A synergistic interaction between local anesthetics and opioids with epidural administration has been reported (11,12). It appears that local anesthetics and opioids exert their action independently via different mechanisms. Local anesthetics block propagation and generation of neural action potentials by a selective effect on sodium channels, whereas opioids act on the opioid receptors creating an increase in a potassium conductance. This action results in hyperpolarization of the nerve cell membrane and a decrease in excitability (13). Although sodium channel block is proposed to be the primary mode of action, local anesthetics also have an effect on synaptic transmission (14). Li et al. (14) showed that lidocaine inhibited both substance P binding and substance P-evoked increase in intracellular calcium. In contrast, in addition to the considered primary mode of action, opioids were found to directly suppress the action potential in nerve fibers (15).
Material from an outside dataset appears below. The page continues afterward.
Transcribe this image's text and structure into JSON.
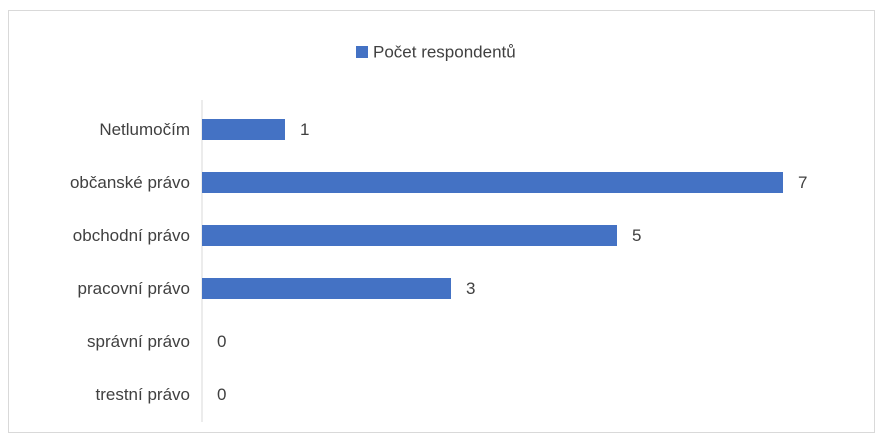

Frazier et al. (16) showed that morphine depressed both sodium and potassium currents associated with the action potential in squid giant axons. Therefore, the combination of local anesthetics and opioids may effectively inhibit multiple areas of neuronal excitability.
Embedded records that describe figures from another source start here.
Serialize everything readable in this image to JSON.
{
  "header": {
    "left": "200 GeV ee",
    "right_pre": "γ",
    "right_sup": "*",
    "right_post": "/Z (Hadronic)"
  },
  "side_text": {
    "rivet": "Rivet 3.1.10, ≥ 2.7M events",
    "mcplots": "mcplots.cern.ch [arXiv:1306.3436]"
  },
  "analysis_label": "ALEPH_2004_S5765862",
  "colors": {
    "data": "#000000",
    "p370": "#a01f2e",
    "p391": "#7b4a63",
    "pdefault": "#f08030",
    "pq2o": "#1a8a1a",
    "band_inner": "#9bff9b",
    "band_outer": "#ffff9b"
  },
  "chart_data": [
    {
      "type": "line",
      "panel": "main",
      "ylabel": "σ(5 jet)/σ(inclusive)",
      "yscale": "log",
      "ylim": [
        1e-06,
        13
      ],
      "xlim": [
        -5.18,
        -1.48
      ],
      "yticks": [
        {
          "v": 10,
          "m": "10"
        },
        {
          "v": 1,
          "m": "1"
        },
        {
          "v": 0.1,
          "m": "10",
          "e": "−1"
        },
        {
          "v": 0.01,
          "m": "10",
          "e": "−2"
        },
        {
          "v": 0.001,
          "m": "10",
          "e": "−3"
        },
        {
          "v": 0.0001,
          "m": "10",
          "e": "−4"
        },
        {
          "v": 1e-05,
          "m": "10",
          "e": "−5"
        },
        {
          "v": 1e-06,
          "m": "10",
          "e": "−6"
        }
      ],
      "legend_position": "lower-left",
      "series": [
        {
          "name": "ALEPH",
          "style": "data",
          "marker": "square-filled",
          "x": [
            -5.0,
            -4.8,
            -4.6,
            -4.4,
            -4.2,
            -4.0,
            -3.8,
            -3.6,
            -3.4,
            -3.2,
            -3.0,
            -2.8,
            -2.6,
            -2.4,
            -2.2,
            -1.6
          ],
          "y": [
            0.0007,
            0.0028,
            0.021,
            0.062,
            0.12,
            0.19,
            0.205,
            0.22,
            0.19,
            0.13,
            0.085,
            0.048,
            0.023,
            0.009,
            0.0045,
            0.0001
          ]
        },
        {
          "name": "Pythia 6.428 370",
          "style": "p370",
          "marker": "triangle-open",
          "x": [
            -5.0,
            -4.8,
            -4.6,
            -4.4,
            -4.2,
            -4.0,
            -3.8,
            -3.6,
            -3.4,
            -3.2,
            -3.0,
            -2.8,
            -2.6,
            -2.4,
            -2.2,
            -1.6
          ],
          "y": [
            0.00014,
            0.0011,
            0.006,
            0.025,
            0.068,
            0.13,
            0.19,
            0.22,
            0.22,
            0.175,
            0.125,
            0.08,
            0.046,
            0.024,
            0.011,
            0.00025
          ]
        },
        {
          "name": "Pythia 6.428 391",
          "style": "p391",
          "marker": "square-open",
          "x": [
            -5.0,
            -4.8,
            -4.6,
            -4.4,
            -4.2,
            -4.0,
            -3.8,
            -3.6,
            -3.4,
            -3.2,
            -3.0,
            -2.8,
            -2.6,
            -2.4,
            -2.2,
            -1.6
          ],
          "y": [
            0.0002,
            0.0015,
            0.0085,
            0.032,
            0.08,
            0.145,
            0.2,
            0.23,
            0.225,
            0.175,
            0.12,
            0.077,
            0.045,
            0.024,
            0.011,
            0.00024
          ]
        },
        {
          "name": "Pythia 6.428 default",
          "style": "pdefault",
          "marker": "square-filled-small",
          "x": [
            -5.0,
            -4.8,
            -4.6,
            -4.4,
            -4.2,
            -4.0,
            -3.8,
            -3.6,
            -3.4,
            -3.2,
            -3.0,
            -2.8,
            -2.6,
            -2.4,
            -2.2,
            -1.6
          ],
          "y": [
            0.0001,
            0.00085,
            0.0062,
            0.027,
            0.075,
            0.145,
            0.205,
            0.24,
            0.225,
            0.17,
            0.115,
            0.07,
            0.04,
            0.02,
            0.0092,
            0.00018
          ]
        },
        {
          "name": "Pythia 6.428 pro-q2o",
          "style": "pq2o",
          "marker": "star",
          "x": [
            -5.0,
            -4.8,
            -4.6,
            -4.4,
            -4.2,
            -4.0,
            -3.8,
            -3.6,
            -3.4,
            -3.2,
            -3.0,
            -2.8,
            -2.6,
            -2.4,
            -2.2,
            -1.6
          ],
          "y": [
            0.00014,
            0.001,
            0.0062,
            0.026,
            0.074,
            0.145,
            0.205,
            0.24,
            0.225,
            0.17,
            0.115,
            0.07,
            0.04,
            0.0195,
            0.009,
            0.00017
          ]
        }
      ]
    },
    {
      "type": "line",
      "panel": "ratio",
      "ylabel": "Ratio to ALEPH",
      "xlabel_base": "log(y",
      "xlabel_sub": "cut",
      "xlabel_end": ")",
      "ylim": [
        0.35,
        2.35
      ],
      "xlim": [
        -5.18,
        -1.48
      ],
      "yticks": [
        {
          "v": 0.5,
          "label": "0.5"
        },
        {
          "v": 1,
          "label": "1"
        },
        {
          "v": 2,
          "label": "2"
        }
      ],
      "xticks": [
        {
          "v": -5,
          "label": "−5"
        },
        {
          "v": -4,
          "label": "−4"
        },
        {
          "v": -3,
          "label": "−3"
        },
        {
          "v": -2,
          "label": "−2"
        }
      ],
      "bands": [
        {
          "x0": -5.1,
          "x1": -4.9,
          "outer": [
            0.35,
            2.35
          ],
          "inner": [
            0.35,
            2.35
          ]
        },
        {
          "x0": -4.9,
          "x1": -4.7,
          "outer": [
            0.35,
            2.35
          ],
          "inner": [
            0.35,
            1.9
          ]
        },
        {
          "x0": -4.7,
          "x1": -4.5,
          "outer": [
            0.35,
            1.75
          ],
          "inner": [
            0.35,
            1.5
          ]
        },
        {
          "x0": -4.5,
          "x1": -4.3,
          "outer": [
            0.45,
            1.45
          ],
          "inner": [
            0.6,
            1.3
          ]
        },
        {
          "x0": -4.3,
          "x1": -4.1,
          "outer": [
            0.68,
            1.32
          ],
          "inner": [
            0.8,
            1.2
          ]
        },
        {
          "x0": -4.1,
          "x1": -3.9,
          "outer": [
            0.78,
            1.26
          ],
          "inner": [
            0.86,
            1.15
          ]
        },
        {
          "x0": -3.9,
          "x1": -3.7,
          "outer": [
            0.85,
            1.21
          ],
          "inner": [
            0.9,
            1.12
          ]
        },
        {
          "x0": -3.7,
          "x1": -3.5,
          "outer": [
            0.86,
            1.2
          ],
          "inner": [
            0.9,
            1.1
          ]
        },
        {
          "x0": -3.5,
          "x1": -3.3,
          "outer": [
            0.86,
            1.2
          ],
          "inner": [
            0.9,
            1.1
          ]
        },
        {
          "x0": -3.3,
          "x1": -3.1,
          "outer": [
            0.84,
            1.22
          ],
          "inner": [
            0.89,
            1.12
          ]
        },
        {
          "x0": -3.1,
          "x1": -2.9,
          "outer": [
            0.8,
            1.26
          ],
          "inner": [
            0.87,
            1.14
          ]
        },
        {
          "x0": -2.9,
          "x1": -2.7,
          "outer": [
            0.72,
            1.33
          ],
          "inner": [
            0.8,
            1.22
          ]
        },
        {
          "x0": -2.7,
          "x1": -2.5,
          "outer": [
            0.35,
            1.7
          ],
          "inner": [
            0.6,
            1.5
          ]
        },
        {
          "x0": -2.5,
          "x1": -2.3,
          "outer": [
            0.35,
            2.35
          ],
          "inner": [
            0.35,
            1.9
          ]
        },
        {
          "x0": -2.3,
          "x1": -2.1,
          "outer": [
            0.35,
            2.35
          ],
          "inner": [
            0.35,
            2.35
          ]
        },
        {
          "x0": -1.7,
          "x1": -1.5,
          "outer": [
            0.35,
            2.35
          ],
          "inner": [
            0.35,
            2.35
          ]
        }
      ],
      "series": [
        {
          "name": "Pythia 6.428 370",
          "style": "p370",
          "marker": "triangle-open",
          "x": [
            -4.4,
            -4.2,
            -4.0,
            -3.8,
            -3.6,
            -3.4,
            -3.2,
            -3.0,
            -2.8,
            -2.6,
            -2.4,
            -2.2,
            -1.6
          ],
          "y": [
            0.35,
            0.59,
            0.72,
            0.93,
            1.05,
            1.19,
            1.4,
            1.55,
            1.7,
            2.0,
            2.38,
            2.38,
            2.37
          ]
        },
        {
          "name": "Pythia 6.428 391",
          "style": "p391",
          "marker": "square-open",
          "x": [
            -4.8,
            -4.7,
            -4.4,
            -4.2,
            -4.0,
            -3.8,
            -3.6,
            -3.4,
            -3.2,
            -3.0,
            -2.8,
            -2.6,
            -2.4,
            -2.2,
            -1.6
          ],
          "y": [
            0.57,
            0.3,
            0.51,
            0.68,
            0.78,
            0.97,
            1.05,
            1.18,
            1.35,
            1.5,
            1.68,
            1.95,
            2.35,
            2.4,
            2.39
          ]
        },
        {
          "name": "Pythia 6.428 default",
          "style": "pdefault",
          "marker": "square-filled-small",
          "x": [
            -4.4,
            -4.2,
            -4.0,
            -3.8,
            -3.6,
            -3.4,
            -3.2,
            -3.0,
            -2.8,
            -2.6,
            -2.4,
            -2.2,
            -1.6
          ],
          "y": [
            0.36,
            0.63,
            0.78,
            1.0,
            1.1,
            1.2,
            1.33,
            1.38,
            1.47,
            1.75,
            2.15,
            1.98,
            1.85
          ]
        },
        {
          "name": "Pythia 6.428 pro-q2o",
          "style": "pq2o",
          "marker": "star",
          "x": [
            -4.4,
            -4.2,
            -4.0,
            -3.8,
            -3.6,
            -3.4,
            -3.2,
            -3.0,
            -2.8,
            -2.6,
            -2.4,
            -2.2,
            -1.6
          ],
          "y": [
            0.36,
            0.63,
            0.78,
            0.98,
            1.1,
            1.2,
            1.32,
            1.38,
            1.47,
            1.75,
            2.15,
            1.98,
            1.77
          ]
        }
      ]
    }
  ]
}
Regarding the possible mechanisms of the acceleration of sensory and motor blocks produced by fentanyl in this study, we postulate that fentanyl might enhance the nerve conduction block of spinal roots. Cousins and Veering (17) stated that the initial onset of epidural block is probably related to the conduction block of spinal roots within the dural cuff because large concentrations of local anesthetic solution build up rapidly and the dura is very thin in this region. Fields et al. (18) showed that primary afferent tissues (dorsal roots) contain opioid binding sites; thus fentanyl might act directly on the spinal nerve or penetrate the dura and act at the spinal roots. In addition, fentanyl has been reported to have a local anesthetic action. Smith et al. (19) reported a case in which the patient developed unilateral analgesia after injection of fentanyl near the lumbosacral plexus, and a local anesthetic effect of fentanyl was proposed. In an in vitro electrophysiological study, Gissen et al. (20) demonstrated that perineural fentanyl and sufentanil inhibited the action potential of A and C fibers, and naloxone pretreatment did not prevent this inhibitory effect. Similarly, Power et al. (9) showed that fentanyl blocked the nerve conduction of A and C fibers, and naloxone did not prevent this inhibitory effect. These results suggested that fentanyl may have some effect on nerve conduction that is not mediated via the opioid receptors.
In conclusion, addition of 100 μg fentanyl to 1% ropivacaine solution shortened the onset times of sensory and motor blocks during epidural anesthesia without increased side effects.